Je tiens, pour finir, à insister sur le fait que l’Afghanistan est un pays où il est extrêmement difficile de travailler. Même avec l’appui de la communauté internationale et la mise en place de politiques et de programmes bien conçus et bien exécutés, il faudra sans doute 10 ans avant de rétablir la stabilité et d’assurer le redressement du pays. Et même alors, il est fort probable que le pays demeurera pauvre et foncièrement sous-développé. Le gouvernement central aura du mal à asseoir sa légitimité, à assurer les rentrées fiscales et à étendre sa présence sur le territoire national. Les populations continueront à compter sur les institutions locales pour remplir le vide laissé par l’État. Les pays limitrophes continueront sans doute à s’ingérer dans la vie nationale de l’Afghanistan et dans son économie.
C’est dire qu’il s’agit d’un projet à long terme qui va exiger de la communauté internationale un engagement, lui aussi, à long terme. À cet égard, l’année 2007 revêt une importance critique. Au cours de cette année, on va en effet se trouver face à des problèmes et à des obstacles extrêmement sérieux. Le gouvernement afghan est faible et sa légitimité s’amenuise. La population éprouve une profonde frustration. Un groupe d’opposition armé défie ouvertement le gouvernement central et tant les Afghans que les pays de l’OTAN attendent un peut de voir ce qui va se produire avant de s’engager.
Dans les deux ans qui viennent, nous devrions pouvoir renverser la tendance et remettre le pays sur la voie du redressement. Cela dit, il faut être réaliste et, à moyen terme, il s’agit surtout de parvenir à rétablir la stabilité afin que la population ait le sentiment qu’elle peut, sans grave péril, investir et participer avec nous aux projets de développement et de reconstruction.

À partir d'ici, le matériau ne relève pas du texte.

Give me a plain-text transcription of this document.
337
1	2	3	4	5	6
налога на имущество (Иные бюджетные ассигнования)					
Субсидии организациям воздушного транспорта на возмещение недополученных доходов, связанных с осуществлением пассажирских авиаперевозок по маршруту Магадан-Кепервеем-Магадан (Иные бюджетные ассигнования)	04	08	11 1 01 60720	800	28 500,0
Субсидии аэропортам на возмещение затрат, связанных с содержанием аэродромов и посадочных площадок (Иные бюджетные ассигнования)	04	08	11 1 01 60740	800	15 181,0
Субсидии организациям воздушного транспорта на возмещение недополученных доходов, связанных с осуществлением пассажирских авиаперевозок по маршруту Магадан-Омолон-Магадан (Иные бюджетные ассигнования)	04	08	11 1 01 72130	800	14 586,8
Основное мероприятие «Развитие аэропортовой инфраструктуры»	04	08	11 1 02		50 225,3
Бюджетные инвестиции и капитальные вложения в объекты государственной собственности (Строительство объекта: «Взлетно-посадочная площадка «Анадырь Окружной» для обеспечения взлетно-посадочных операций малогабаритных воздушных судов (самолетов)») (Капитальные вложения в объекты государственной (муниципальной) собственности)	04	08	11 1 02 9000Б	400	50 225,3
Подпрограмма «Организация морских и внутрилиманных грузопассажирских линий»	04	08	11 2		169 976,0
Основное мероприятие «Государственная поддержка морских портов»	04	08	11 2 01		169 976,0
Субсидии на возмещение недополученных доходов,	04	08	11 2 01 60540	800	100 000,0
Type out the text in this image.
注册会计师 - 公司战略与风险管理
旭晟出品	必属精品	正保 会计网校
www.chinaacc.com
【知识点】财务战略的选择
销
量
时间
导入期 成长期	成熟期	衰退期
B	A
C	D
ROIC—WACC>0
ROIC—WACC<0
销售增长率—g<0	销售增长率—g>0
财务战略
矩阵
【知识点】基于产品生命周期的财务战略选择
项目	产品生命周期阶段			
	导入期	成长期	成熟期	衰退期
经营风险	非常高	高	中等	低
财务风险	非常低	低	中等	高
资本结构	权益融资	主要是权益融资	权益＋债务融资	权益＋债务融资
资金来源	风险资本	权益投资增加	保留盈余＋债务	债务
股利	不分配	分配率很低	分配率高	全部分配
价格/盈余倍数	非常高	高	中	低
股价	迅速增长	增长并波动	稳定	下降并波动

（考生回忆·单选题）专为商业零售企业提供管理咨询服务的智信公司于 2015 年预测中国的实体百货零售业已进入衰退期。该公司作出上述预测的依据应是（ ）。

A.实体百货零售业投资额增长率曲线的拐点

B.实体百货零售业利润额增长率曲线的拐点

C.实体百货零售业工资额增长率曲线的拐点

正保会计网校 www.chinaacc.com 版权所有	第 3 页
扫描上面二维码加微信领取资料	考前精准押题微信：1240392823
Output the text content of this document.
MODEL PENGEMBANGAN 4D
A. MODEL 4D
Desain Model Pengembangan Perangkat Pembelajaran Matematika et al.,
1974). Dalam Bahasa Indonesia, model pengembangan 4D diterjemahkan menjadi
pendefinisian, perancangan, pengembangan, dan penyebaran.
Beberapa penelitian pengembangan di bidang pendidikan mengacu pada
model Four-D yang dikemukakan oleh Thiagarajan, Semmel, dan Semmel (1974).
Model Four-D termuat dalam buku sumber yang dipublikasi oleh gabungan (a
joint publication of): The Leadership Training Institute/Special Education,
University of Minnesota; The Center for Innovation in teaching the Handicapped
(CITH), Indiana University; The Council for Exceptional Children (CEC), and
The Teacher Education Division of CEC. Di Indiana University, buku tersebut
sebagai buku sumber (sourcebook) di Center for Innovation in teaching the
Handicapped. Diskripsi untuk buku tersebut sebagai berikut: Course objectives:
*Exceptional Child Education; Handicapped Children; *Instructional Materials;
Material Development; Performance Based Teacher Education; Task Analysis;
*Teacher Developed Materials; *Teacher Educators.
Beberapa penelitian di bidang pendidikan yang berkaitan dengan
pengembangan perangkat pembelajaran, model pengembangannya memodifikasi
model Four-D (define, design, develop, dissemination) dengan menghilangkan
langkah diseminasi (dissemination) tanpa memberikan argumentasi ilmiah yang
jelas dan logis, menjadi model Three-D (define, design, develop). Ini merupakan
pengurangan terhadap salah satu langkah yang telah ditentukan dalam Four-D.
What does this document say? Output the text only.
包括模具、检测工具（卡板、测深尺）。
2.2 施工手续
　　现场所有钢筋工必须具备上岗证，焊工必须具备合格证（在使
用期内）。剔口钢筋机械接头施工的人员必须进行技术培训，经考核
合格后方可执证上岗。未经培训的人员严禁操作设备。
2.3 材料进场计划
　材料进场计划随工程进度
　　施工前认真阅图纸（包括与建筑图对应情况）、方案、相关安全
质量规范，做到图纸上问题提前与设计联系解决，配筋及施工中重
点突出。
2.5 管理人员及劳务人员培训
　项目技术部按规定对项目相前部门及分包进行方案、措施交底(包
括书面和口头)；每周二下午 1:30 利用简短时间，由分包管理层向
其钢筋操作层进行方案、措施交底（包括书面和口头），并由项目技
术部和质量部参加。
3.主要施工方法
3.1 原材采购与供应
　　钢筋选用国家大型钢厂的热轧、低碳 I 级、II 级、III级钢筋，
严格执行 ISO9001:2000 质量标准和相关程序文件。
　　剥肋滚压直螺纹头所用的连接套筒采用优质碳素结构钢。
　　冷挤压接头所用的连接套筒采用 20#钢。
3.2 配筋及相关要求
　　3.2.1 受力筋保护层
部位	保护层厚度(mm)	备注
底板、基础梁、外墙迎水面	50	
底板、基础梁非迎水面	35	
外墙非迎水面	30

En Afghanistan, le Canada joue un rôle de premier plan et nous aimerions que d’autres pays de l’OTAN suivent à cet égard son exemple. La stratégie de sécurisation et de développement est, selon moi, celle qui donne les meilleurs résultats. Je pense néanmoins que le Canada pourrait renforcer son action diplomatique. La mission menée actuellement en Afghanistan est dominée par les États-Unis et il faudrait que leurs alliés qui, déjà, oeuvrent au rétablissement du pays, multiplient les efforts afin de leur faire adopter des politiques à la fois mieux conçues et plus efficaces.
J’ai pu m’entretenir avec des représentants des Pays-Bas, de la Norvège, de l’Allemagne, du Canada et du Royaume-Uni. Ces pays contribuent tous par leurs efforts à améliorer la situation. Tous ont accepté de collaborer dans la recherche d’une solution aux problèmes les plus ardus tels que le rôle du Pakistan et de l’Iran, les moyens de lutter contre le trafic des stupéfiants, la planification stratégique à court terme, une répartition géographiquement équitable des crédits à la reconstruction et un partage plus clair des responsabilités sur le plan international. Il conviendrait de réunir les représentants de ces divers pays afin qu’ensemble ils parviennent à exercer une influence collective tant sur le gouvernement des États-Unis que sur le gouvernement afghan. Le Canada, dont les soldats se sont vu confier la région la plus difficile, et qui jouit du respect tant du Royaume-Uni, que des États-Unis et des pays européens, en raison notamment d’une politique bien pensée en matière de reconstruction post-conflit, pourrait et devrait intervenir plus vigoureusement au plan diplomatique. Il s’agit là d’un rôle essentiel qui lui convient particulièrement et nous souhaiterions le voir s’engager plus à fond dans cette voie.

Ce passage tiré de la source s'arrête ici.